The list of Canadian members of the Directory of Open Access Journals is growing! As of today, there are 7 Canadian individual library members, 1 Canadian library consortium, and at least 1 individual member that I know of.
Here are the Canadian members as of today:
* Bibliothèque de l'Université Laval
* McGill University Library
* Privy Council Office
* Simon Fraser University Library
* University of British Columbia Library
* University of Saskatchewan Library
* University of Toronto Scarborough
Consortial member: OCUL - Ontario Council of University Libraries.
For in-depth reasons on why libraries should become DOAJ members, see my article in the January 2008 Charleston Advisor. Update: since this article was written in 2007, DOAJ has increased by more than one thousand journals; more many journals are searchable at article level, and new features such as journal lists by country have been added.
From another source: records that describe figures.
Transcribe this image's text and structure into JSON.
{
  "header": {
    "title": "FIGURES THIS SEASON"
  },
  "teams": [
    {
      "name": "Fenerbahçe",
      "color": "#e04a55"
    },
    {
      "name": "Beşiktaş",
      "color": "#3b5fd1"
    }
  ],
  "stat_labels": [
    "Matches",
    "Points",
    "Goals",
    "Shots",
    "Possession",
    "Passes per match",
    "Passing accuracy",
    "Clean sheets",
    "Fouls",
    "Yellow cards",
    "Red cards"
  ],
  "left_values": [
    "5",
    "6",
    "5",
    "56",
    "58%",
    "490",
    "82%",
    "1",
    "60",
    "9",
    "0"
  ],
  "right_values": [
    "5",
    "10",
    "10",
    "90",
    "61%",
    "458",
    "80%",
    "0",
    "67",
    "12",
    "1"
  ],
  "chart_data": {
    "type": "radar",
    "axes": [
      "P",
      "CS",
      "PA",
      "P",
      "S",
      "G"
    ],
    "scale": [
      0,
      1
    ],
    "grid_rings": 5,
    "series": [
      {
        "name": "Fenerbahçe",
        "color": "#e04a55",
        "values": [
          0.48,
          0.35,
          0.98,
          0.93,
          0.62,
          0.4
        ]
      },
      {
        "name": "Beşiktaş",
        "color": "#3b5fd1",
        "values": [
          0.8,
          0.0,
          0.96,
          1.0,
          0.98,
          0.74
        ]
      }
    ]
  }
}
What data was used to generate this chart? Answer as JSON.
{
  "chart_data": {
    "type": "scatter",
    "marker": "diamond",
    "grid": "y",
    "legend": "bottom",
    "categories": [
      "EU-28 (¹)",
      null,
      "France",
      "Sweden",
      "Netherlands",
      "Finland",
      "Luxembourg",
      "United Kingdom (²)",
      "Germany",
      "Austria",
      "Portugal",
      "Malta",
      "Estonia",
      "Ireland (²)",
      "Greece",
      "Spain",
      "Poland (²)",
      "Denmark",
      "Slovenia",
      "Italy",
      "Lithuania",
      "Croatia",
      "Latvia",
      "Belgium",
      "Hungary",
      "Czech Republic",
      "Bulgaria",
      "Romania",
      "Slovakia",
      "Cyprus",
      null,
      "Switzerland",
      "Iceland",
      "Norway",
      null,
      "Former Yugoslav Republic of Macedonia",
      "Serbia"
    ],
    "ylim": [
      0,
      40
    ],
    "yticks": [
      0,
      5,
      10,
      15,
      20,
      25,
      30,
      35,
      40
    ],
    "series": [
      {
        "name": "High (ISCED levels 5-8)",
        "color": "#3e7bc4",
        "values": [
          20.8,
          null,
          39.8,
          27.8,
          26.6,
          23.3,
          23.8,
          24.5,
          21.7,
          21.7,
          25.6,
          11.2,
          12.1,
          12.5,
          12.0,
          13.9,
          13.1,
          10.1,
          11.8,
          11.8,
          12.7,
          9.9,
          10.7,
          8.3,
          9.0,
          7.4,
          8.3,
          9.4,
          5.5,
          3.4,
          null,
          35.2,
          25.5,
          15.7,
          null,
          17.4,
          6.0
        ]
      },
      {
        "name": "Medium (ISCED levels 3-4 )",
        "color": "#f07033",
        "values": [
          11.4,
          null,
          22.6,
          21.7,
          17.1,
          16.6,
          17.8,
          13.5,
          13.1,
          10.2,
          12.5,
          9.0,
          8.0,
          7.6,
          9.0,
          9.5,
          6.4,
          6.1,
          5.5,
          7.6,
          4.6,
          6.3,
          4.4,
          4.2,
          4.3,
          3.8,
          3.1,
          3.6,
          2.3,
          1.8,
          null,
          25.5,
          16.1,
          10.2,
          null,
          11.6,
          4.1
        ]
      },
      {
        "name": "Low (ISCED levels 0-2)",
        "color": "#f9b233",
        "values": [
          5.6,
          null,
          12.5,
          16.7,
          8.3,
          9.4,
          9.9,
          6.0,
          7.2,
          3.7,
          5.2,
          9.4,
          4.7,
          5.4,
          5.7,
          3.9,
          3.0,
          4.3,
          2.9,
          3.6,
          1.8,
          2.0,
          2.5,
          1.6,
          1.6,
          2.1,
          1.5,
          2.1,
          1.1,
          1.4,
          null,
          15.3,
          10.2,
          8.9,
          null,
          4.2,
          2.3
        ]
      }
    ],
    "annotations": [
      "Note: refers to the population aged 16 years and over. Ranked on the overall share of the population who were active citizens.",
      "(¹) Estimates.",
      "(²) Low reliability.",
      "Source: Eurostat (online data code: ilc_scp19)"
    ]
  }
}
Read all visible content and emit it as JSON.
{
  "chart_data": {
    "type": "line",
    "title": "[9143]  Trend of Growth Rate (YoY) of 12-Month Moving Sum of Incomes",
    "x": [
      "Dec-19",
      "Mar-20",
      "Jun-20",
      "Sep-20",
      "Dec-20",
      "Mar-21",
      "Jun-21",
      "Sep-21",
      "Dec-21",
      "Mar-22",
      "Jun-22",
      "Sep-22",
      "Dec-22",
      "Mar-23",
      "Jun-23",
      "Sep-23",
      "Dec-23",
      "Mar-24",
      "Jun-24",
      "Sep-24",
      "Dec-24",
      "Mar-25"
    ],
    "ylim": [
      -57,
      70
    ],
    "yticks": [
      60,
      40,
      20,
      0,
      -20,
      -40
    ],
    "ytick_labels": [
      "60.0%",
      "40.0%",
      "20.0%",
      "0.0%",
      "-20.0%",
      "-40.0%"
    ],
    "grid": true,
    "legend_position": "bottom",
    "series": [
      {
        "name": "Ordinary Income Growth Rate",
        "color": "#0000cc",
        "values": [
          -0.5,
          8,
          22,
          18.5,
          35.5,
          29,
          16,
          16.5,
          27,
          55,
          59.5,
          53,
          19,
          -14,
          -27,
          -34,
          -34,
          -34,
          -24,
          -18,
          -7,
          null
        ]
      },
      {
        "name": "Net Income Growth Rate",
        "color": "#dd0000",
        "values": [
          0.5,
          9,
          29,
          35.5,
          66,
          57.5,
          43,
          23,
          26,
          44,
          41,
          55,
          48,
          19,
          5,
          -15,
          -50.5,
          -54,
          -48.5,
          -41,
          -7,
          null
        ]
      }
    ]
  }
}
Another way to calculate the value of DOAJ membership for your library: analyze the costs of dealing with suggestions from faculty, students, and librarians to add these high-quality open access journals to your collection. If you have your own title list, you can figure out how much work it is to do this on your own. If you don't have a way of handling these suggestions, there is still a cost involved. These queries must be addressed; if you have no way of including these journals in your title lists, reference librarians will be looking them up, over and over, one at a time.
DOAJ membership is definitely an Essential Efficiency in these troubled economic times.